The Chinese PMI figures, goosed by a type of stimulus that would make Keynes blush [Feb 16 2009: Is China Pulling an Alan Greenspan?] , have been part of the reason the first day of each month in the U.S. has seen strong surges the past year and a half (many of those days had very large premarket gains).  Now with China trying to put the brakes on a highly inflationary environment, the we can have it both ways crowd has switched to the tone of China will perform a perfect soft landing.   While most of China's data should be taken with many grains of salt, the government's Purchasing Managers Index has a parallel private sector report conducted by HSBC, so there is at least some checkpoint for a smell test.  As always any figure over 50 continues to point to expansion... the PMI in China fell near 50 during the summer doldrums but recently popped back to mid 50s.  While the current readings have dropped, some mixed news on the inflation front was also reported.

Via Bloomberg:

  • A purchasing managers’ index fell to 53.9 from 55.2 in November, China’s logistics federation and the statistics bureau said Jan. 1.   Growth slowed for the first time in five months and the reading was less than any of 13 analysts’ estimates in a Bloomberg News survey. Their median forecast was 55. 
  • A separate report from HSBC Holdings Plc and Markit Economics indicated that manufacturing growth cooled in December and input and output prices rose at a slower pace. 
  • Manufacturers’ input costs rose at a slower pace, the report showed. At the same time, the logistics organization cautioned that inflation is spreading from food to raw materials and energy and could erode the nation’s export competitiveness. 

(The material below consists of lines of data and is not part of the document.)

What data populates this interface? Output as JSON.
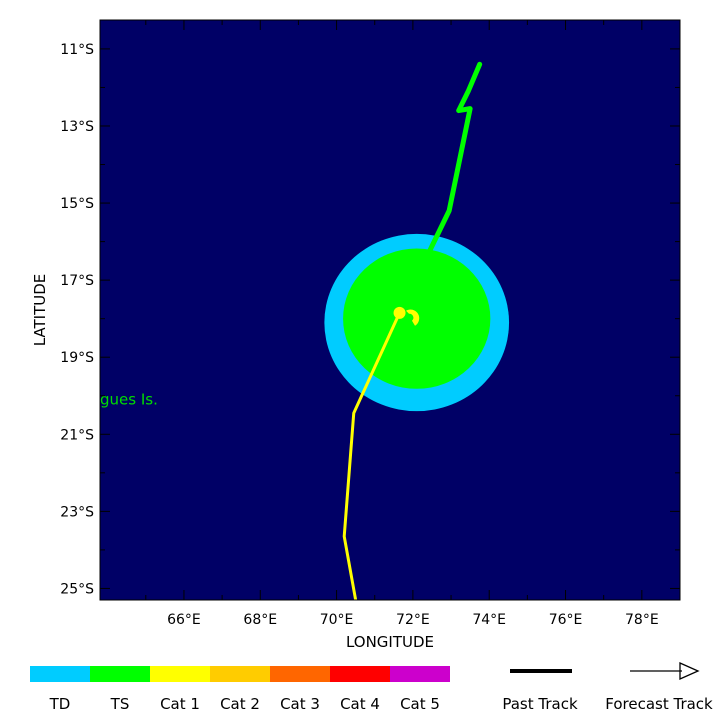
{
  "map": {
    "background_color": "#000066",
    "lon_range": [
      63.8,
      79.0
    ],
    "lat_range": [
      -25.3,
      -10.25
    ],
    "x_axis_title": "LONGITUDE",
    "y_axis_title": "LATITUDE",
    "lon_ticks": [
      {
        "value": 66,
        "label": "66°E"
      },
      {
        "value": 68,
        "label": "68°E"
      },
      {
        "value": 70,
        "label": "70°E"
      },
      {
        "value": 72,
        "label": "72°E"
      },
      {
        "value": 74,
        "label": "74°E"
      },
      {
        "value": 76,
        "label": "76°E"
      },
      {
        "value": 78,
        "label": "78°E"
      }
    ],
    "lon_minor_ticks": [
      65,
      67,
      69,
      71,
      73,
      75,
      77
    ],
    "lat_ticks": [
      {
        "value": -11,
        "label": "11°S"
      },
      {
        "value": -13,
        "label": "13°S"
      },
      {
        "value": -15,
        "label": "15°S"
      },
      {
        "value": -17,
        "label": "17°S"
      },
      {
        "value": -19,
        "label": "19°S"
      },
      {
        "value": -21,
        "label": "21°S"
      },
      {
        "value": -23,
        "label": "23°S"
      },
      {
        "value": -25,
        "label": "25°S"
      }
    ],
    "lat_minor_ticks": [
      -12,
      -14,
      -16,
      -18,
      -20,
      -22,
      -24
    ],
    "place_labels": [
      {
        "text": "gues Is.",
        "lon": 63.8,
        "lat": -20.1,
        "color": "#00dd00"
      }
    ]
  },
  "wind_fields": [
    {
      "category": "TD",
      "color": "#00ccff",
      "center_lon": 72.1,
      "center_lat": -18.1,
      "lon_radius": 2.42,
      "lat_radius": 2.3
    },
    {
      "category": "TS",
      "color": "#00ff00",
      "center_lon": 72.1,
      "center_lat": -18.0,
      "lon_radius": 1.93,
      "lat_radius": 1.82
    }
  ],
  "past_track": {
    "category": "TS",
    "color": "#00ff00",
    "points": [
      {
        "lon": 73.75,
        "lat": -11.4
      },
      {
        "lon": 73.45,
        "lat": -12.1
      },
      {
        "lon": 73.2,
        "lat": -12.6
      },
      {
        "lon": 73.5,
        "lat": -12.55
      },
      {
        "lon": 72.95,
        "lat": -15.2
      },
      {
        "lon": 71.65,
        "lat": -17.85
      }
    ]
  },
  "forecast_track": {
    "color": "#ffff00",
    "points": [
      {
        "lon": 71.65,
        "lat": -17.85
      },
      {
        "lon": 70.45,
        "lat": -20.45
      },
      {
        "lon": 70.2,
        "lat": -23.65
      },
      {
        "lon": 70.5,
        "lat": -25.3
      }
    ]
  },
  "current_position": {
    "lon": 71.65,
    "lat": -17.85,
    "category": "Cat 1",
    "color": "#ffff00"
  },
  "storm_symbol": {
    "lon": 71.95,
    "lat": -17.95,
    "color": "#ffff00"
  },
  "legend": {
    "categories": [
      {
        "label": "TD",
        "color": "#00ccff"
      },
      {
        "label": "TS",
        "color": "#00ff00"
      },
      {
        "label": "Cat 1",
        "color": "#ffff00"
      },
      {
        "label": "Cat 2",
        "color": "#ffcc00"
      },
      {
        "label": "Cat 3",
        "color": "#ff6600"
      },
      {
        "label": "Cat 4",
        "color": "#ff0000"
      },
      {
        "label": "Cat 5",
        "color": "#cc00cc"
      }
    ],
    "past_track_label": "Past Track",
    "forecast_track_label": "Forecast Track"
  }
}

  • An output index fell to 57.5 last month from 58.5 in November and a measure of new orders dropped to 55.4 from 58.3, while an index of new export orders rose to 53.5 from 53.2. An input-price index dropped 6.8 points to 66.7 after surging in November to the highest level since June 2008.  

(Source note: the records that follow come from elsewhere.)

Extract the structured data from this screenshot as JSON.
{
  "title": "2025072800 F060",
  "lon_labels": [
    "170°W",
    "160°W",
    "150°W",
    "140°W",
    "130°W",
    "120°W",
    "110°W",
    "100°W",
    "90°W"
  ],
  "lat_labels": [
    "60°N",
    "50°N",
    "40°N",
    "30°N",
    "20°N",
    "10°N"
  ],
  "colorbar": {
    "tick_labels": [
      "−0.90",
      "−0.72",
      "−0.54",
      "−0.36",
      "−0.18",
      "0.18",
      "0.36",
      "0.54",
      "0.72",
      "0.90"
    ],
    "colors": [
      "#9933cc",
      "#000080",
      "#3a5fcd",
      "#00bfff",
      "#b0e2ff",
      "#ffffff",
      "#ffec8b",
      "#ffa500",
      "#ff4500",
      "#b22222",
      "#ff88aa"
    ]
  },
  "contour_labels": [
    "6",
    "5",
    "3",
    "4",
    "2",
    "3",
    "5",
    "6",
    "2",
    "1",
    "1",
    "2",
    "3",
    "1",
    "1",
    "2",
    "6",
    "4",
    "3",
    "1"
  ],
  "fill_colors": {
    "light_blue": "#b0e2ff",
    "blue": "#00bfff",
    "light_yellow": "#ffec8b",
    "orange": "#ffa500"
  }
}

  • A survey released by the central bank in December showed consumers more concerned about prices than at any time in the past decade.

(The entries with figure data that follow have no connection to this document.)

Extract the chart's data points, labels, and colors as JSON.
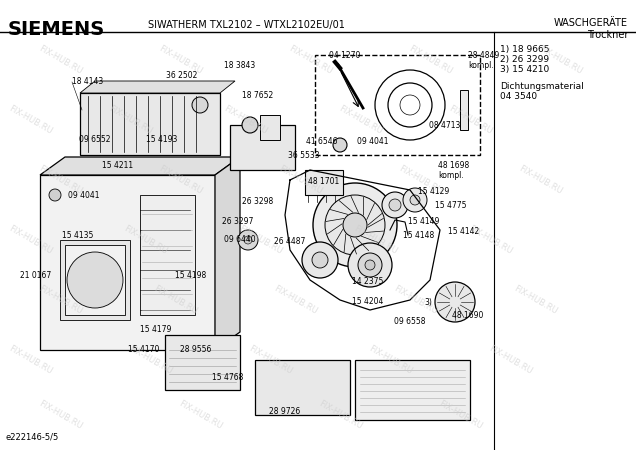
{
  "title_left": "SIEMENS",
  "title_center": "SIWATHERM TXL2102 – WTXL2102EU/01",
  "title_right_line1": "WASCHGERÄTE",
  "title_right_line2": "Trockner",
  "bottom_left": "e222146-5/5",
  "right_items_line1": "1) 18 9665",
  "right_items_line2": "2) 26 3299",
  "right_items_line3": "3) 15 4210",
  "right_dicht_line1": "Dichtungsmaterial",
  "right_dicht_line2": "04 3540",
  "bg_color": "#ffffff",
  "watermark_text": "FIX-HUB.RU",
  "fig_width": 6.36,
  "fig_height": 4.5,
  "dpi": 100
}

  • China’s key stock gauge declined 14 percent last year, the worst performer among the world’s 14 biggest benchmark indexes, because of concern that government curbs to counter inflation will crimp growth and profits. The measure jumped 80 percent in 2009 as a 4 trillion-yuan ($610 billion) stimulus package and record lending helped the economy recover. 

The government-backed PMI, released by the Beijing-based logistics federation and the National Bureau of Statistics, gives an indication of manufacturing activity by surveying more than 820 companies in 20 industries, including energy, metallurgy, textiles, automobiles and electronics.